Minnesota law says patients have the right to know how payments are structured. Any agreement that prohibits a health care provider from telling you this is void. Minnesota law requires a health plan and a physician to provide you with a description of the reimbursement methods used to pay providers. This must include any method that creates a financial incentive for a provider to limit or restrict the treatment you receive. There are at least three times that you must receive this information: when you join a plan, during open enrollment, and at least annually. In addition, the health plan and physician must give you certain information when you request it. You have the right to know the following: the provider's payment plan; a description of any incentives that involve the transfer of financial risk from the health plan to the physician, and, a description of any compensation plan that is dependent on how much or how little health care is provided.
DO I NEED TO GET A REFERRAL TO AN OB/GYN?
Under Minnesota law a female patient can obtain direct access to an ob/gyn without a referral from a primary care physician, as long as the ob/gyn is within the network.

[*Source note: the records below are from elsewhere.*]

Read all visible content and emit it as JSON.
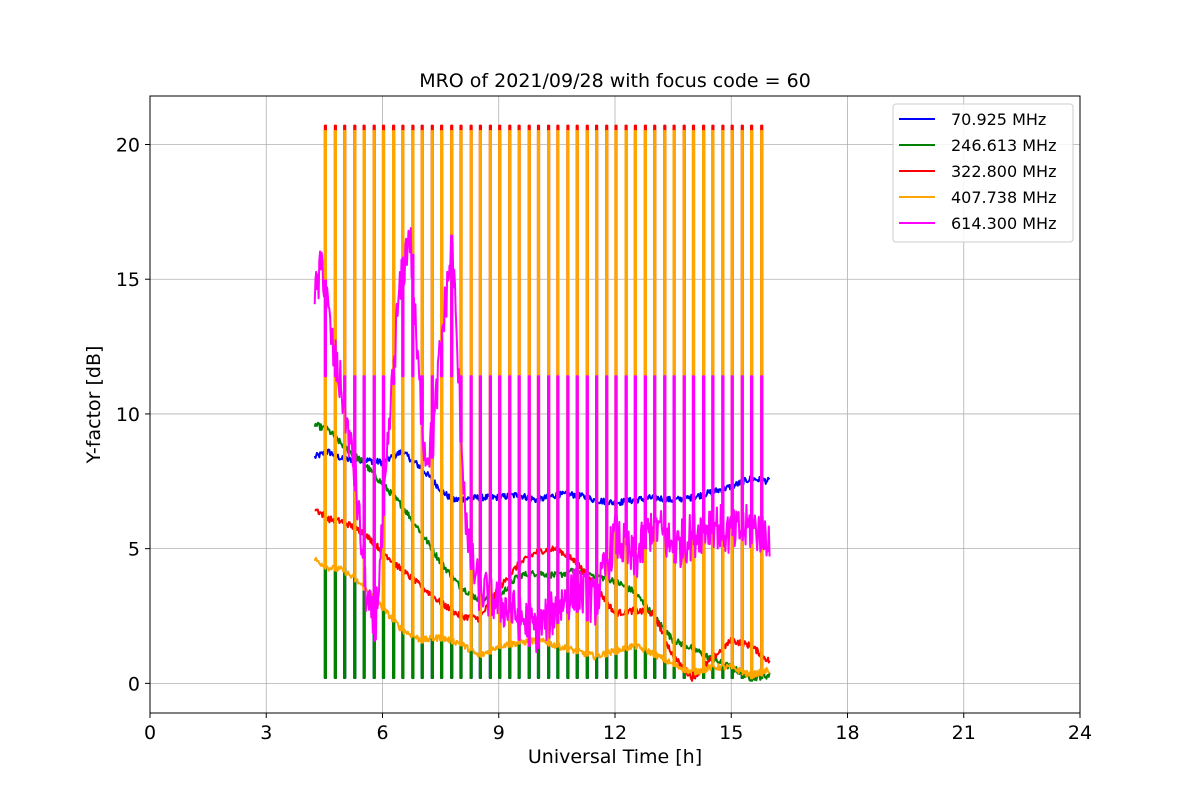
{
  "chart_data": {
    "type": "line",
    "title": "MRO of 2021/09/28 with focus code = 60",
    "xlabel": "Universal Time [h]",
    "ylabel": "Y-factor [dB]",
    "xlim": [
      0,
      24
    ],
    "ylim": [
      -1.1,
      21.8
    ],
    "xticks": [
      0,
      3,
      6,
      9,
      12,
      15,
      18,
      21,
      24
    ],
    "yticks": [
      0,
      5,
      10,
      15,
      20
    ],
    "grid": true,
    "legend_position": "top-right",
    "series": [
      {
        "name": "70.925 MHz",
        "label": " 70.925 MHz",
        "color": "#0000ff",
        "baseline": [
          [
            4.25,
            8.4
          ],
          [
            4.6,
            8.6
          ],
          [
            5.0,
            8.3
          ],
          [
            5.5,
            8.3
          ],
          [
            6.0,
            8.2
          ],
          [
            6.5,
            8.6
          ],
          [
            7.0,
            8.0
          ],
          [
            7.5,
            7.2
          ],
          [
            7.8,
            6.8
          ],
          [
            8.5,
            6.9
          ],
          [
            9.0,
            6.9
          ],
          [
            9.5,
            7.0
          ],
          [
            10.0,
            6.8
          ],
          [
            10.5,
            7.0
          ],
          [
            11.0,
            7.0
          ],
          [
            11.5,
            6.8
          ],
          [
            12.0,
            6.7
          ],
          [
            12.5,
            6.8
          ],
          [
            13.0,
            6.9
          ],
          [
            13.5,
            6.8
          ],
          [
            14.0,
            6.9
          ],
          [
            14.5,
            7.1
          ],
          [
            15.0,
            7.3
          ],
          [
            15.5,
            7.6
          ],
          [
            16.0,
            7.5
          ]
        ],
        "pulse_peak": 0.2,
        "pulse_start": 4.5,
        "pulse_end": 16.0
      },
      {
        "name": "246.613 MHz",
        "label": "246.613 MHz",
        "color": "#008000",
        "baseline": [
          [
            4.25,
            9.6
          ],
          [
            4.6,
            9.4
          ],
          [
            5.0,
            8.8
          ],
          [
            5.5,
            8.2
          ],
          [
            6.0,
            7.4
          ],
          [
            6.5,
            6.6
          ],
          [
            7.0,
            5.6
          ],
          [
            7.5,
            4.5
          ],
          [
            8.0,
            3.6
          ],
          [
            8.5,
            3.1
          ],
          [
            9.0,
            3.2
          ],
          [
            9.5,
            4.0
          ],
          [
            10.0,
            4.1
          ],
          [
            10.5,
            4.0
          ],
          [
            11.0,
            4.2
          ],
          [
            11.5,
            4.0
          ],
          [
            12.0,
            3.8
          ],
          [
            12.5,
            3.4
          ],
          [
            13.0,
            2.5
          ],
          [
            13.5,
            1.6
          ],
          [
            14.0,
            1.3
          ],
          [
            14.5,
            0.9
          ],
          [
            15.0,
            0.6
          ],
          [
            15.5,
            0.2
          ],
          [
            16.0,
            0.3
          ]
        ],
        "pulse_peak": 0.2,
        "pulse_start": 4.5,
        "pulse_end": 16.0
      },
      {
        "name": "322.800 MHz",
        "label": "322.800 MHz",
        "color": "#ff0000",
        "baseline": [
          [
            4.25,
            6.5
          ],
          [
            4.6,
            6.1
          ],
          [
            5.0,
            6.0
          ],
          [
            5.5,
            5.6
          ],
          [
            6.0,
            4.9
          ],
          [
            6.5,
            4.2
          ],
          [
            7.0,
            3.6
          ],
          [
            7.5,
            3.0
          ],
          [
            8.0,
            2.5
          ],
          [
            8.5,
            2.4
          ],
          [
            9.0,
            3.5
          ],
          [
            9.5,
            4.4
          ],
          [
            10.0,
            4.9
          ],
          [
            10.5,
            5.0
          ],
          [
            11.0,
            4.5
          ],
          [
            11.5,
            3.6
          ],
          [
            12.0,
            2.6
          ],
          [
            12.5,
            2.7
          ],
          [
            13.0,
            2.6
          ],
          [
            13.5,
            1.0
          ],
          [
            14.0,
            0.2
          ],
          [
            14.5,
            0.9
          ],
          [
            15.0,
            1.6
          ],
          [
            15.5,
            1.4
          ],
          [
            16.0,
            0.8
          ]
        ],
        "pulse_peak": 20.7,
        "pulse_start": 4.5,
        "pulse_end": 16.0
      },
      {
        "name": "407.738 MHz",
        "label": "407.738 MHz",
        "color": "#ffa500",
        "baseline": [
          [
            4.25,
            4.6
          ],
          [
            4.6,
            4.3
          ],
          [
            5.0,
            4.2
          ],
          [
            5.5,
            3.6
          ],
          [
            6.0,
            2.8
          ],
          [
            6.5,
            2.0
          ],
          [
            7.0,
            1.6
          ],
          [
            7.5,
            1.7
          ],
          [
            8.0,
            1.5
          ],
          [
            8.5,
            1.0
          ],
          [
            9.0,
            1.4
          ],
          [
            9.5,
            1.5
          ],
          [
            10.0,
            1.6
          ],
          [
            10.5,
            1.4
          ],
          [
            11.0,
            1.2
          ],
          [
            11.5,
            1.0
          ],
          [
            12.0,
            1.2
          ],
          [
            12.5,
            1.4
          ],
          [
            13.0,
            1.1
          ],
          [
            13.5,
            0.7
          ],
          [
            14.0,
            0.4
          ],
          [
            14.5,
            0.6
          ],
          [
            15.0,
            0.6
          ],
          [
            15.5,
            0.3
          ],
          [
            16.0,
            0.5
          ]
        ],
        "pulse_peak": 20.5,
        "pulse_start": 4.5,
        "pulse_end": 16.0
      },
      {
        "name": "614.300 MHz",
        "label": "614.300 MHz",
        "color": "#ff00ff",
        "baseline": [
          [
            4.25,
            14.2
          ],
          [
            4.45,
            15.6
          ],
          [
            4.7,
            12.5
          ],
          [
            5.0,
            10.5
          ],
          [
            5.3,
            7.5
          ],
          [
            5.6,
            3.0
          ],
          [
            5.8,
            2.0
          ],
          [
            6.0,
            5.5
          ],
          [
            6.2,
            10.0
          ],
          [
            6.4,
            14.0
          ],
          [
            6.7,
            16.9
          ],
          [
            6.9,
            12.0
          ],
          [
            7.1,
            8.5
          ],
          [
            7.3,
            9.0
          ],
          [
            7.5,
            12.5
          ],
          [
            7.8,
            16.4
          ],
          [
            8.0,
            10.0
          ],
          [
            8.2,
            5.0
          ],
          [
            8.5,
            3.5
          ],
          [
            9.0,
            3.0
          ],
          [
            9.5,
            2.5
          ],
          [
            10.0,
            2.0
          ],
          [
            10.5,
            2.8
          ],
          [
            11.0,
            3.5
          ],
          [
            11.5,
            3.0
          ],
          [
            12.0,
            5.5
          ],
          [
            12.5,
            4.5
          ],
          [
            13.0,
            6.0
          ],
          [
            13.5,
            5.0
          ],
          [
            14.0,
            5.5
          ],
          [
            14.5,
            6.0
          ],
          [
            15.0,
            5.5
          ],
          [
            15.5,
            5.8
          ],
          [
            16.0,
            5.5
          ]
        ],
        "pulse_peak": 11.4,
        "pulse_start": 4.5,
        "pulse_end": 16.0
      }
    ],
    "pulse_interval_h": 0.25
  }
}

MY MEDICAL CONDITION REQUIRES ME TO MAKE REPEATED VISITS TO SPECIALISTS. DO I NEED A REFERRAL EACH TIME?
Under Minnesota law health plans must have procedures you can use to apply for a standing referral to a specialist. Check the criteria you must meet in order to obtain a standing referral. Contact your health plan for more information, then enlist your physician's help to request a standing referral from your health plan.
MY EMPLOYER JUST CHANGED HEALTH PLANS AND MY DOCTOR IS NOT INCLUDED IN THE NEW HEALTH PLAN. DO I NEED TO STOP SEEING MY OLD DOCTOR RIGHT AWAY?
State law says health plans must have written procedures which allow you, if you have special needs, risks or circumstances, to continue seeing your doctor for up to four months after becoming covered by a new health plan. This is called "continuity of care." Upon request the health plan must give you a copy of the written procedures for continuity of care.
IN MY HEALTH PLAN SAYS THAT IT WON'T PAY FOR EMERGENCY SERVICES I RECEIVED BECAUSE I COULD HAVE WAITED UNTIL THE NEXT DAY FOR A CLINIC APPOINTMENT INSTEAD OF GOING TO THE EMERGENCY ROOM. WHAT ARE MY RIGHTS?
Minnesota law requires that emergency services be covered whether they were provided by a participating provider or not. These services are also covered if you are within or outside your health plan's service area. When considering coverage for emergency services, the health plan must look at the following:
- a reasonable person's belief that the circumstances required immediate medical care that could not wait until the next working day or next available clinic appointment.
- the time of day and day of week the care was provided.
- the symptoms at the time the patient received the emergency care and not just the after-the-fact diagnosis.
- the patient's efforts to follow the health plan's procedures for obtaining emergency care, together with any circumstances that precluded using these procedures.